I don't know enough about your overall grammar to be able to tell. It is possible you might be able to design things so that the LL parser can always tell from context if it is an integer expression or a date constant. However, assuming you can't, yeah you'd need some kind of way to tell the difference. The only other thing I can think of would be to use backslash as a separator instead of slash, but that's kinda ugly.
An LL-like lexerless parser with an infinite lookahead is what you need. And, namely, it is PEG.
With an ordered choice it is quite easy to avoid this date vs. constant literals division confusion.
When a language is intended for human input, defining it is as much a matter of
adding syntax constraints to ensure unambiguous and easy parsing
removing/bending syntax to ensure that the language feels intuitive, "natural", to the intended human audience.
Satisfying the second requirement is much harder than the first one, and requires insight into the
intended use cases of the language
Which type of keyboard/input device is available? Are there some characters among the allowed characters which are hard to produce or to see on the display?
Which tokens / expression will be frequently used, which will be required only occasionally?
Are users frequently inputting short, ad-hoc code snippets, or are the programs meant to be reused and modified over long periods
... etc.
background/culture of the intended audience
Which common practices/idioms from other regular (and plain natural) languages can or should be reused if possible?
Should one favor a terse but cryptic style, or a more explicit, but more verbose style?
... etc.
Basically, it is hard to make suggestions about a language syntax, without a good grasp of the intended usage and users.
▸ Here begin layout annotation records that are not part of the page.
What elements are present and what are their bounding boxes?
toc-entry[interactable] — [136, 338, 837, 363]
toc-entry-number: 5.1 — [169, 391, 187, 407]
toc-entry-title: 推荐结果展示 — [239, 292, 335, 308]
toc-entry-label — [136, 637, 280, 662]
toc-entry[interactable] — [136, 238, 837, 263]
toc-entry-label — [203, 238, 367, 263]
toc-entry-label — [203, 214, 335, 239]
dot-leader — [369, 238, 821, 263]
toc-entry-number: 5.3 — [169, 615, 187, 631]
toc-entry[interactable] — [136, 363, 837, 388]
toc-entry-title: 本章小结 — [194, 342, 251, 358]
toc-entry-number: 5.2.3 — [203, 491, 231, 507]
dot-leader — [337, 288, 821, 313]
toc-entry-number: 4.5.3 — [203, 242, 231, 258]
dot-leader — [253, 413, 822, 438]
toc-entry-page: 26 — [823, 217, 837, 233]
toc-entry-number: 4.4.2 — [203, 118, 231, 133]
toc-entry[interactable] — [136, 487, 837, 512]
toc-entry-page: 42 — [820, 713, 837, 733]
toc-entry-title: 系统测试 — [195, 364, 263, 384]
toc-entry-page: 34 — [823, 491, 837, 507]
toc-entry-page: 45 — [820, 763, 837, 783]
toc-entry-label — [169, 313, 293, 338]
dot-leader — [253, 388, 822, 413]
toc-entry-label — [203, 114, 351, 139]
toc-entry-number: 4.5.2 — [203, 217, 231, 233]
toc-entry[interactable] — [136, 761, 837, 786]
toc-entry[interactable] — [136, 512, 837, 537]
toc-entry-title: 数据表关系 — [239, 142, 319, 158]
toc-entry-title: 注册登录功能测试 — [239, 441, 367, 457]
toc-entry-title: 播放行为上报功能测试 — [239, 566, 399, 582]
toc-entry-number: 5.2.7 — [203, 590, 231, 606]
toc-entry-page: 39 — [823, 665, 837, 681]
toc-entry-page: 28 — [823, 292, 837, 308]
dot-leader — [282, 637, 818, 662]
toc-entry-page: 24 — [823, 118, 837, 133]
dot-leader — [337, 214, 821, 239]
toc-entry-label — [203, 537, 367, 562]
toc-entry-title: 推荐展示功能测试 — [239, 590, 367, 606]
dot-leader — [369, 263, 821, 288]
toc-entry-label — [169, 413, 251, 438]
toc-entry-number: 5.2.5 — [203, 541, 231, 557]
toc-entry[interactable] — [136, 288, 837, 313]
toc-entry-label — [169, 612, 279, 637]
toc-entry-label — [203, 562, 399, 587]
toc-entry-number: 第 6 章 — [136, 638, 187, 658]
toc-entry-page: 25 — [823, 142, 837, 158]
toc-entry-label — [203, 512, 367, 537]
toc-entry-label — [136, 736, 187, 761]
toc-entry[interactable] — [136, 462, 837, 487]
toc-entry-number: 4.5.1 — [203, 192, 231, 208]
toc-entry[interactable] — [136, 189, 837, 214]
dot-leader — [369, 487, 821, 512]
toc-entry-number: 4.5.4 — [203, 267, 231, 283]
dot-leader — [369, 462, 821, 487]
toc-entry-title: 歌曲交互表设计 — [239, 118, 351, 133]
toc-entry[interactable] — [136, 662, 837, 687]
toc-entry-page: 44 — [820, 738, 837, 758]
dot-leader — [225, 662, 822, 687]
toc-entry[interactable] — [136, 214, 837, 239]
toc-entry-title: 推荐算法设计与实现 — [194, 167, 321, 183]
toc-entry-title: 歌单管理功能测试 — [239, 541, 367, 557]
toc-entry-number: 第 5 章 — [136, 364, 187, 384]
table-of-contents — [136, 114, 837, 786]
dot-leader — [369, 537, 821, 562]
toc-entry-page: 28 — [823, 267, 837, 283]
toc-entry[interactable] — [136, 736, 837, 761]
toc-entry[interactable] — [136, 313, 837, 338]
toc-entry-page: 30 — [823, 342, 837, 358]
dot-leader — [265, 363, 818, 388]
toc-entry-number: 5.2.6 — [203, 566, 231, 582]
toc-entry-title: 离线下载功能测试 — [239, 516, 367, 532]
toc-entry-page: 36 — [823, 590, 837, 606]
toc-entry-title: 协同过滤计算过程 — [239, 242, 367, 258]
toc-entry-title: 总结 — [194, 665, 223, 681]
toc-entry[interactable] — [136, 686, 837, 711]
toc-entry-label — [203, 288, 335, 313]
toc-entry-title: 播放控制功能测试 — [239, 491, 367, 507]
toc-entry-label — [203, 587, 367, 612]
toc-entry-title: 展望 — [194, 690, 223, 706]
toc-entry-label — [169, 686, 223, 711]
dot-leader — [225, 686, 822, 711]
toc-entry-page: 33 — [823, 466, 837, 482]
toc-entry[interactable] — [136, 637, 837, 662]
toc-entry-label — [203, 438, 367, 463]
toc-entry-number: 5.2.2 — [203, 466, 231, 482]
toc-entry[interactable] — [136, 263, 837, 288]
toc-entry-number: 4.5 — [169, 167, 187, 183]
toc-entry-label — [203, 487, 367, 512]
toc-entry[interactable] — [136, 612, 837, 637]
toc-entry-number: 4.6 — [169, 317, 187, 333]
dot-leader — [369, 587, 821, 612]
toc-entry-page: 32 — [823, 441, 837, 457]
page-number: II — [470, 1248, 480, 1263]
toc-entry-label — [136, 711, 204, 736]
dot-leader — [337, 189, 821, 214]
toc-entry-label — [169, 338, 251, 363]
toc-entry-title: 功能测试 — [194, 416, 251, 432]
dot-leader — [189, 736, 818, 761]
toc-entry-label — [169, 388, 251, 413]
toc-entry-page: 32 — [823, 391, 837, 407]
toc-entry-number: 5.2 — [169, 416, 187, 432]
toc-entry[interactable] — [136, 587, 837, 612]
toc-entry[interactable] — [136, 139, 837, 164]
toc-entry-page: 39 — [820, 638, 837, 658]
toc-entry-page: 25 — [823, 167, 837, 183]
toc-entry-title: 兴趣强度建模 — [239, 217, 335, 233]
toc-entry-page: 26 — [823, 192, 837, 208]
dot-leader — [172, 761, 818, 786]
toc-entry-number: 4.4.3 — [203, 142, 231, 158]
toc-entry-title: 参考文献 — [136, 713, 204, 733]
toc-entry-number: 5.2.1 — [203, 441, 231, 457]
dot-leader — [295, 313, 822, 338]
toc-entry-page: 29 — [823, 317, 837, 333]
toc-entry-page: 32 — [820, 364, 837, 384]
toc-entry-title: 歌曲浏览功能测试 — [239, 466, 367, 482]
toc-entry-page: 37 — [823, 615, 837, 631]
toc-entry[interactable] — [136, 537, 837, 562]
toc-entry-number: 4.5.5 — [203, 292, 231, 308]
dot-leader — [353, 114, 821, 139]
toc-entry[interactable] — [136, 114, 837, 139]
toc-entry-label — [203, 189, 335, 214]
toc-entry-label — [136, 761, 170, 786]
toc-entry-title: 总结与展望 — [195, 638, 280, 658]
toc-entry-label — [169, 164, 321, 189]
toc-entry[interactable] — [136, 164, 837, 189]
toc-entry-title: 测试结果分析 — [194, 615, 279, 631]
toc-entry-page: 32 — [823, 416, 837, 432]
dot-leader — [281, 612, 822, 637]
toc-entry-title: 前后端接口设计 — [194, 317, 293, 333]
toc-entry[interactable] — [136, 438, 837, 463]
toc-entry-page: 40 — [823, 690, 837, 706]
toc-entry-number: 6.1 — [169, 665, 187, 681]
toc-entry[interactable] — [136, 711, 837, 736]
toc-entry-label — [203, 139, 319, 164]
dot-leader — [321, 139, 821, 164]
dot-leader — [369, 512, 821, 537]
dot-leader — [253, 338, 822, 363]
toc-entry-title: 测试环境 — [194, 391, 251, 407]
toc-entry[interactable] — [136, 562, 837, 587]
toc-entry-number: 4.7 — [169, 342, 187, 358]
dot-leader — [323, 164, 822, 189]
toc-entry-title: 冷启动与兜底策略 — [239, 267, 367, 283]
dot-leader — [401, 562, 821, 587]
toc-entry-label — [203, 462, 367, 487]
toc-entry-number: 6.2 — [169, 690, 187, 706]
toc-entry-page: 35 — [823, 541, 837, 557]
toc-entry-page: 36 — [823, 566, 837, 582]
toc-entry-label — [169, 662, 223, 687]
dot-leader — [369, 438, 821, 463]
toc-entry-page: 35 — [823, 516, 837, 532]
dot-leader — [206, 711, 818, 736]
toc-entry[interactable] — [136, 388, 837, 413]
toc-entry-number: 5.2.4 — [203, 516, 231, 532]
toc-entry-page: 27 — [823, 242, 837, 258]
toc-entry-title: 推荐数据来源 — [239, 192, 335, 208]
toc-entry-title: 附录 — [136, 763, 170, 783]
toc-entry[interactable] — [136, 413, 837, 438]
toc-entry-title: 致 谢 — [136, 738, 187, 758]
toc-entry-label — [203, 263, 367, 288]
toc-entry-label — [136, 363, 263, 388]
Nevertheless, I'd like to suggest the following for the date format question:
Use an alternative format for date values altogether; one that would be "natural" enough to users but distinctive enough that a regular grammar can describe.
For example, one that uses a 3 letters abbreviation for the month (downside DSL becomes tied to English or other tongue, but also advantage, the ambiguity for humans about which is day and which is month is removed). Tentatively:
dd-mmm-yyyy (may seem unnatural in cultures where the prevailing date order
starts with the month maybe yyyy-mmm-dd then ?)
mmm-dd-yyyy (better for the above mentioned cultures)
ddmmmyyyy (avoid the dashes, but impose leading zeros)
MnnDnnYyyyy (using "M", "D" and "Y" (or others) as explicit prefixes; now,
this is completely culture neutral, but maybe a bit awkward...)
Anyway, just ideas... Applicability will vary with the human/cultural factors mentioned, and with the rest of the syntax. For example the above may imply that variables be explicitly marked (that's one of the reasons many languages use the $ prefix for example), to avoid possible conflict with [odd, but possible] variable identifiers.
In a nutshell the idea is to substitute the need for a special character prefix (which may then collide with the use these characters for mathematical and other expressions), by making the 12 months tag an good enough discriminator for the parser.